Eishockey - aktuelle Schlagzeilen

10.01.2012 - 21:29

Das Torspektakel vergolden

Der Sieg gegen Kassel hat Eindruck gemacht: „Gegen die Huskies musst du erst einmal acht Tore schießen“, sagt Carsten Plate. „Wir sind klarer Außenseiter“, ergänzt der Trainer der Hammer Eisbären. Schon am Mittwochabend, 11. Januar, um 19.30 Uhr steht das zweite Heimspiel des EV Duisburg in der Endrunde der Oberliga West an.


Gegen Kassel konnten die Füchse gleich achtmal jubeln. (Foto: Roland Christ - www.rc-du.de)

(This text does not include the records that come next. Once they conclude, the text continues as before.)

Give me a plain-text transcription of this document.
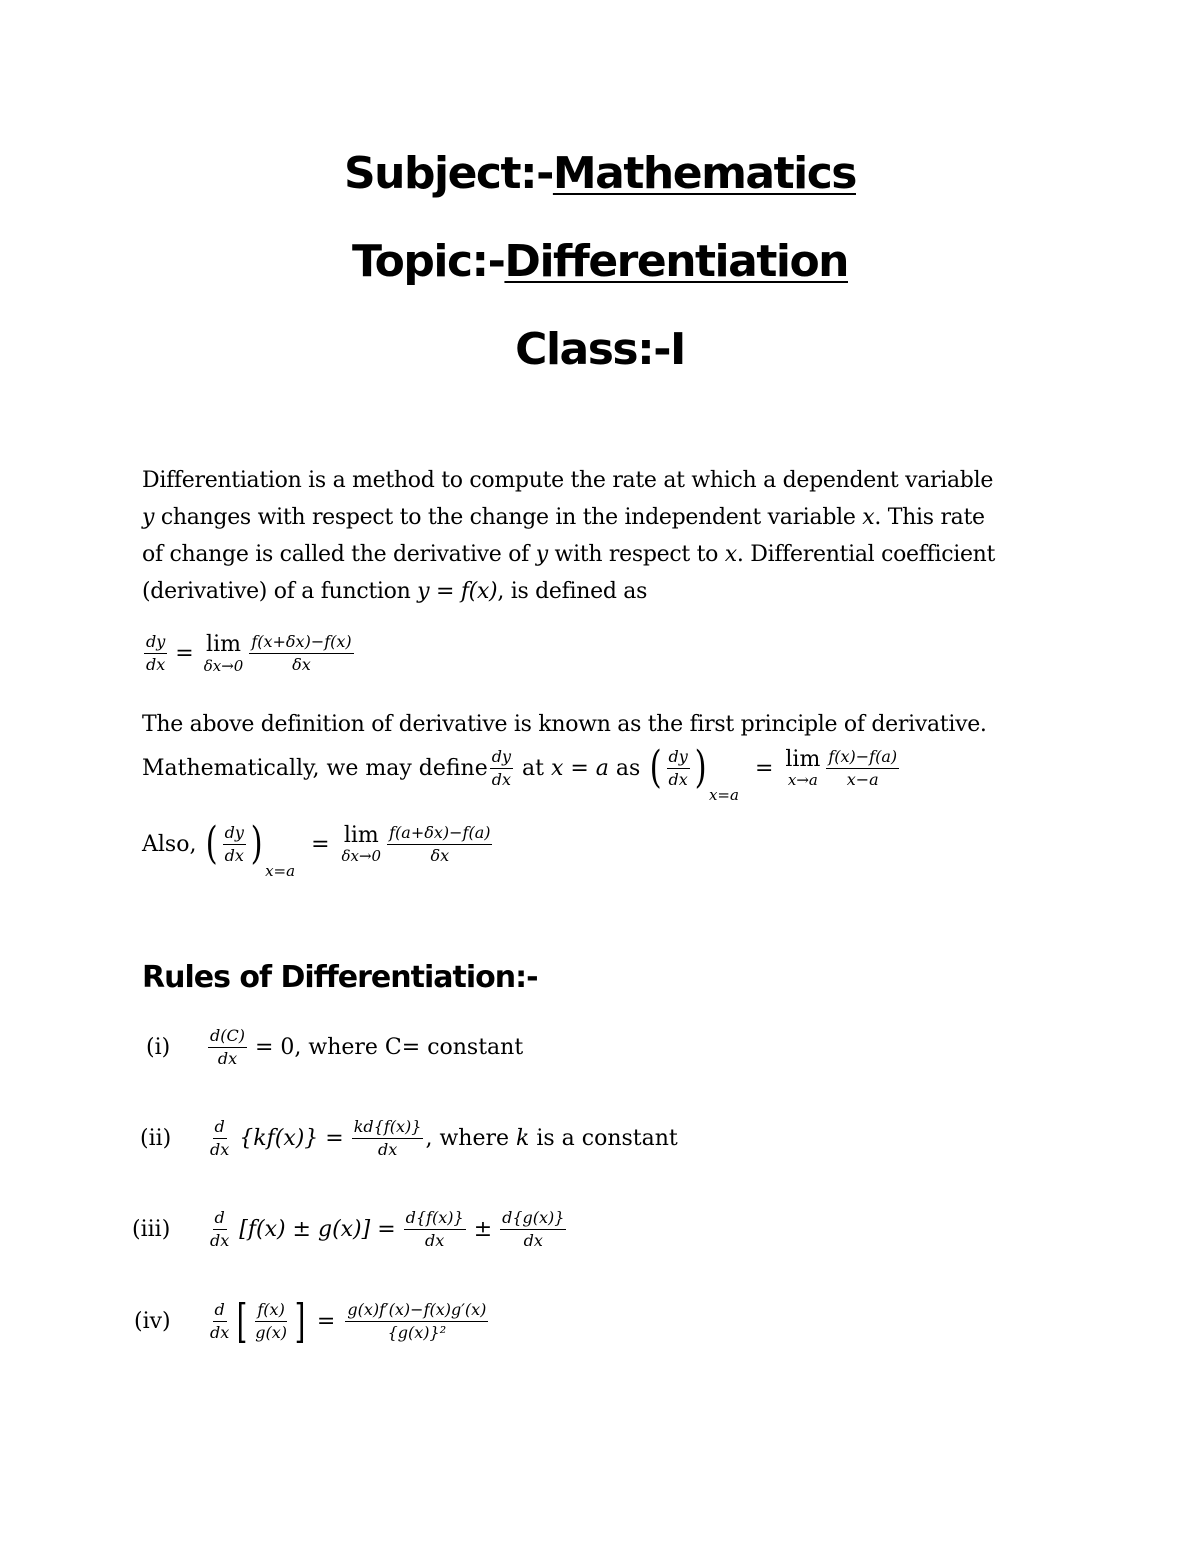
Subject:-Mathematics
Topic:-Differentiation
Class:-I
Differentiation is a method to compute the rate at which a dependent variable
y changes with respect to the change in the independent variable x. This rate
of change is called the derivative of y with respect to x. Differential coefficient
(derivative) of a function y = f(x), is defined as
$\frac{dy}{dx} = \lim$
$\delta x\to 0 \frac{f(x+\delta x)-f(x)}{\delta x}$
The above definition of derivative is known as the first principle of derivative.
Mathematically, we may define $\frac{dy}{dx}$ at x = a as ( $\frac{dy}{dx}$ )
x=a
= lim
$x\to a \frac{f(x)-f(a)}{x-a}$
Also, ( $\frac{dy}{dx}$ )
x=a
= lim
$\delta x\to 0 \frac{f(a+\delta x)-f(a)}{\delta x}$
Rules of Differentiation:-
(i)	$\frac{d(C)}{dx} = 0$, where C= constant
(ii)	$\frac{d}{dx} \{kf(x)\} = \frac{kd\{f(x)\}}{dx}$ , where k is a constant
(iii)	$\frac{d}{dx} [f(x) \pm g(x)] = \frac{d\{f(x)\}}{dx} \pm \frac{d\{g(x)\}}{dx}$
(iv)	$\frac{d}{dx}$ [ $\frac{f(x)}{g(x)}$ ] = $\frac{g(x)f'(x)-f(x)g'(x)}{\text{\{g(x)\}²}}$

Nach dem 8:5-Torspektakel gegen den großen Favoriten aus Nordhessen geht es nun darum, diesen Erfolg gegen Hamm zu vergolden. „Sonst wäre der Sieg gegen Kassel ja nichts wert. Wenn wir Vierter werden wollen, dann müssen wir Hamm schlagen“, lässt EVD-Trainer Franz Fritzmeier keinen Zweifel an der Marschrichtung.

Kein großes Geheimnis ist angesichts des Mittwochsspieltags, dass der EVD wohl auf alle seine DEL-Förderlizenzspieler aus Köln und Düsseldorf zurückgreifen kann. Die Abteilung Attacke dürfte diesmal also gut bestückt sein. Die Frage ist also: Wo wird sich Matt MacKay einsortieren? Denn der Stürmer, der schon im letzten Vorrundenspiel in Kassel nur zusehen durfte, wurde am Sonntag – er fehlte nach einer Spieldauerstrafe aufgrund einer Sperre – kaum vermisst. Im Gegenteil: Clarke Breitkreuz, an sich sein Sturmpartner, machte mit Manuel Strodel und Marius Schmidt ein großartiges Spiel. Mit wem auch immer MacKay nun aufläuft: Der junge Kanadier, der auf seine Einbürgerung wartet, sollte nun langsam ein, zwei Gänge hochschalten.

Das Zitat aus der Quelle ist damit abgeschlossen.